Deus não me poupa, já disse. Os loucos sempre fizeram parte da minha vida desde criança. Cresci indo ao médico psiquiatra ( graças a Deus não havia CAPS i), doutor Bezerra, senhor magrinho, com um tique nervoso que faz seu pescoço virar todo para trás ao mesmo tempo que dá pequenas cuspidinhas (não lembro muito bem, mas acho que cuspia), mas me divertia, nunca tive nenhum problema em tomar medicação e ser um tanto estranha ou conviver com gente parecida comigo. Na adolescência, ia visitar meu avô paterno no extinto sanatório MEDUNA, não entendia bem, os adultos diziam que ele ia repousar.
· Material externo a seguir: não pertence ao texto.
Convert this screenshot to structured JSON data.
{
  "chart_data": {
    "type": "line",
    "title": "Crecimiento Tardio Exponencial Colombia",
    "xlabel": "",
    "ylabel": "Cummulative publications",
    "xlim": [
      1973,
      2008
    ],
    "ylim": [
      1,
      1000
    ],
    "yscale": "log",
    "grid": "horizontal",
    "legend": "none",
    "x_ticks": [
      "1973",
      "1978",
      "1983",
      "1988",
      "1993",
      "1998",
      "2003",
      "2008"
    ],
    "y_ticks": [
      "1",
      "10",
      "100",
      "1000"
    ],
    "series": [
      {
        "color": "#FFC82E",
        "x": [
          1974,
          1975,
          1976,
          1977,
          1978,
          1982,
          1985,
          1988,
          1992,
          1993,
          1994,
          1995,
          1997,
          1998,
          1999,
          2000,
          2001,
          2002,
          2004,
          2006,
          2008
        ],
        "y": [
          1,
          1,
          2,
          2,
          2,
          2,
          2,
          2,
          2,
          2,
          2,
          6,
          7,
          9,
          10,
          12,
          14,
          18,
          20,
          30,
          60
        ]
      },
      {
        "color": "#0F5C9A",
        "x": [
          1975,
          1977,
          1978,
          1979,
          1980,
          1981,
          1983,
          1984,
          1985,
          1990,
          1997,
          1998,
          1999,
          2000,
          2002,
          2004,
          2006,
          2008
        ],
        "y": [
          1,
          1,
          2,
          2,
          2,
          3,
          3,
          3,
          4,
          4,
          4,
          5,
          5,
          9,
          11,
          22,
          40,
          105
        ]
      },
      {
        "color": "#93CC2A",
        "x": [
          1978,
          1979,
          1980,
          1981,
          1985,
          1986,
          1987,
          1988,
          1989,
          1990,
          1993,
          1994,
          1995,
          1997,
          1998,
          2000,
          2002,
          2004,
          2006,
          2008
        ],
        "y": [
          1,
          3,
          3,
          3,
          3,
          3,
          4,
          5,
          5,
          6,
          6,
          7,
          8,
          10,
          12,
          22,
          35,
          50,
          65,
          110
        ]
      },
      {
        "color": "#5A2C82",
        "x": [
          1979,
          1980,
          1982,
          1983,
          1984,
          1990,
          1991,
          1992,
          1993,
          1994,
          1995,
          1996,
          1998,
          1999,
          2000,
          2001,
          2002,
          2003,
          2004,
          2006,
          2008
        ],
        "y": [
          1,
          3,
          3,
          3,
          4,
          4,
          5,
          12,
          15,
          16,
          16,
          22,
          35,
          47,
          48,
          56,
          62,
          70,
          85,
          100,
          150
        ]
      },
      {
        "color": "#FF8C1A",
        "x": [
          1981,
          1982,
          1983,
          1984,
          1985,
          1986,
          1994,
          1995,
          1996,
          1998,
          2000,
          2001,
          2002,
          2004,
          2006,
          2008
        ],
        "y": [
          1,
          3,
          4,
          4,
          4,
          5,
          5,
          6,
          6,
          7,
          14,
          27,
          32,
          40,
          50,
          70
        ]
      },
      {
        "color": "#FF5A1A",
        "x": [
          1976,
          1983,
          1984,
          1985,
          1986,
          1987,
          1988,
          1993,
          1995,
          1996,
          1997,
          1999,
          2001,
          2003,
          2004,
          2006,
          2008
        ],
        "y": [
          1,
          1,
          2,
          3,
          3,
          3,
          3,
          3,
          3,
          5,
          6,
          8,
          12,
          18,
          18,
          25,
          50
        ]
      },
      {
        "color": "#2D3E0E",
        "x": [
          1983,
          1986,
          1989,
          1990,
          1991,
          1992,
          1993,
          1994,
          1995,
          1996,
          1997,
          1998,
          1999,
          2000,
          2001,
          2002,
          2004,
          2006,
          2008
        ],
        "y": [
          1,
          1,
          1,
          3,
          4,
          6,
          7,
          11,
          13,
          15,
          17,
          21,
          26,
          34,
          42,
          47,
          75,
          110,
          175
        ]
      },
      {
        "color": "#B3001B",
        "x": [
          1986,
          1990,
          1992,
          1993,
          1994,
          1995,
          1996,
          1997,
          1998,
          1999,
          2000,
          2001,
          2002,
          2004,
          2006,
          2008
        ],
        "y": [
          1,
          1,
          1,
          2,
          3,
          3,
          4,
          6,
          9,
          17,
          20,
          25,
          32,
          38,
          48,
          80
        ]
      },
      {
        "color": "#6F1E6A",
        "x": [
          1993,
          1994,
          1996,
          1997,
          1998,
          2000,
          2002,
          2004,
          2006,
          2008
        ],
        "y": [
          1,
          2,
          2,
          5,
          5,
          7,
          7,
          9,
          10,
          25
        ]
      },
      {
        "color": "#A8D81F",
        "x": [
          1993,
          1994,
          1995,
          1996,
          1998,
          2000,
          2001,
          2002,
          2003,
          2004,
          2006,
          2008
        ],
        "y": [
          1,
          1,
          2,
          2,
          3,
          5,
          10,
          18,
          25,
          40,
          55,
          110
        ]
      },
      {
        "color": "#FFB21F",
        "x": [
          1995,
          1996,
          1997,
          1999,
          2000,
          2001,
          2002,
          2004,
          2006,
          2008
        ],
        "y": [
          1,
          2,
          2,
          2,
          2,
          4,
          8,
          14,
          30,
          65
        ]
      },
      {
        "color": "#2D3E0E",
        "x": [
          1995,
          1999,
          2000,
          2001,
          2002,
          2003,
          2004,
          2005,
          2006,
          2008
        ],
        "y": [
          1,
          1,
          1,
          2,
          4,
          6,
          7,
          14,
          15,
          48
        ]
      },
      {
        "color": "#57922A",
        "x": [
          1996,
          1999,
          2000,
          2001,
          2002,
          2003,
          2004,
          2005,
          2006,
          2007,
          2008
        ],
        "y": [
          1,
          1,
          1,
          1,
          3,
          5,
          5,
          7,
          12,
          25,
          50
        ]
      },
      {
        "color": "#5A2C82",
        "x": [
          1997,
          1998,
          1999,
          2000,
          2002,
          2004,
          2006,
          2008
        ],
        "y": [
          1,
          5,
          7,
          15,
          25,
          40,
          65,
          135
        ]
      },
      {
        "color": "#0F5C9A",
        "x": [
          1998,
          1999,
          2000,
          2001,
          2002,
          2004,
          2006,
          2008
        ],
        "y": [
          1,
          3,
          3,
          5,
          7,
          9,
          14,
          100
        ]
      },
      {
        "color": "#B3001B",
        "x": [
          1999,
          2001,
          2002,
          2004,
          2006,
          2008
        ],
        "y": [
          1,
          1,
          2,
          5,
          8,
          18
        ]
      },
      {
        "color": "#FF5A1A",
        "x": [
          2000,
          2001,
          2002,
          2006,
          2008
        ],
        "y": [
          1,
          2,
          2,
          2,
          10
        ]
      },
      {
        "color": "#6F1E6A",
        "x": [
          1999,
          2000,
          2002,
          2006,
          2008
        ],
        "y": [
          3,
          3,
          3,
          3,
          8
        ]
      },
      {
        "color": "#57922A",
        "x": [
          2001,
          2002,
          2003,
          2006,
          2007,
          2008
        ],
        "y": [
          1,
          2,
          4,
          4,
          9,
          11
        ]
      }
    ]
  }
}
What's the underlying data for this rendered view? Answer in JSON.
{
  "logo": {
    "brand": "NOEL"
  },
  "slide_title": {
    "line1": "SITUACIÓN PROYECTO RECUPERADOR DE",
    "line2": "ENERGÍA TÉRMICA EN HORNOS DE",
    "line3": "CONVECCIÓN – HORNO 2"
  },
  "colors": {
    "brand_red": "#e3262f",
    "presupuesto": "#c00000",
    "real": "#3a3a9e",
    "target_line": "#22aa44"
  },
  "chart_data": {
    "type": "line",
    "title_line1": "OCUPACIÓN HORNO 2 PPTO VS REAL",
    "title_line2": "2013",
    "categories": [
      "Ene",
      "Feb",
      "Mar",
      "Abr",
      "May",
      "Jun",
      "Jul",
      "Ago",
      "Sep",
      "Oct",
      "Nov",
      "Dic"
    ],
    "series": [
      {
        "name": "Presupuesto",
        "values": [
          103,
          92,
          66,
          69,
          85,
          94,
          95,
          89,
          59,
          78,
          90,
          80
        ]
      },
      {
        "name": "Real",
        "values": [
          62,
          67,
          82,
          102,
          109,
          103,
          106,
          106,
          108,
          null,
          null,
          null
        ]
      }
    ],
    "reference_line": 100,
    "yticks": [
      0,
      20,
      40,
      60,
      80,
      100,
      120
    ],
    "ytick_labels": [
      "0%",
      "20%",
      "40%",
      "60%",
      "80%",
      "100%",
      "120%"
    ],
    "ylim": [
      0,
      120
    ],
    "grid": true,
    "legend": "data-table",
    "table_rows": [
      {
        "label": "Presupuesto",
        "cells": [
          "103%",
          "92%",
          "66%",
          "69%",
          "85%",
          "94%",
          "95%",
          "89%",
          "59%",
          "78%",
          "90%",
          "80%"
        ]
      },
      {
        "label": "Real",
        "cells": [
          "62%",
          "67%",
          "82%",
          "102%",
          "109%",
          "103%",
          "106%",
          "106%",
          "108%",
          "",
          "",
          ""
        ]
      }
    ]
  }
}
Agora, se alguém do bairro está em crise, uma pessoa sempre vem até mim e me conta. Se for homem, não posso fazer muita coisa senão informar a família sobre a rede de serviços, municipal e estadual. Optamos por trabalhar somente com mulheres, por falta de estrutura da ONG, sem sede, atendemos em nossa própria casa. Nesse momento estou preocupada porque eles ou elas estão sempre informando sobre falta de medicação e não são bem tratados nos CAPS. Dá uma tristeza para quem acompanhou a concepção teórica do que seria a rede substituta do hospital psiquiátrico, antimanicomial, ou seja desinstitucionalizadora da doença mental, não mais espaços de tratamento onde as pessoas perderiam sua identidade para a doença, sua liberdade física, mas espaços de reabilitação para reinserção na comunidade.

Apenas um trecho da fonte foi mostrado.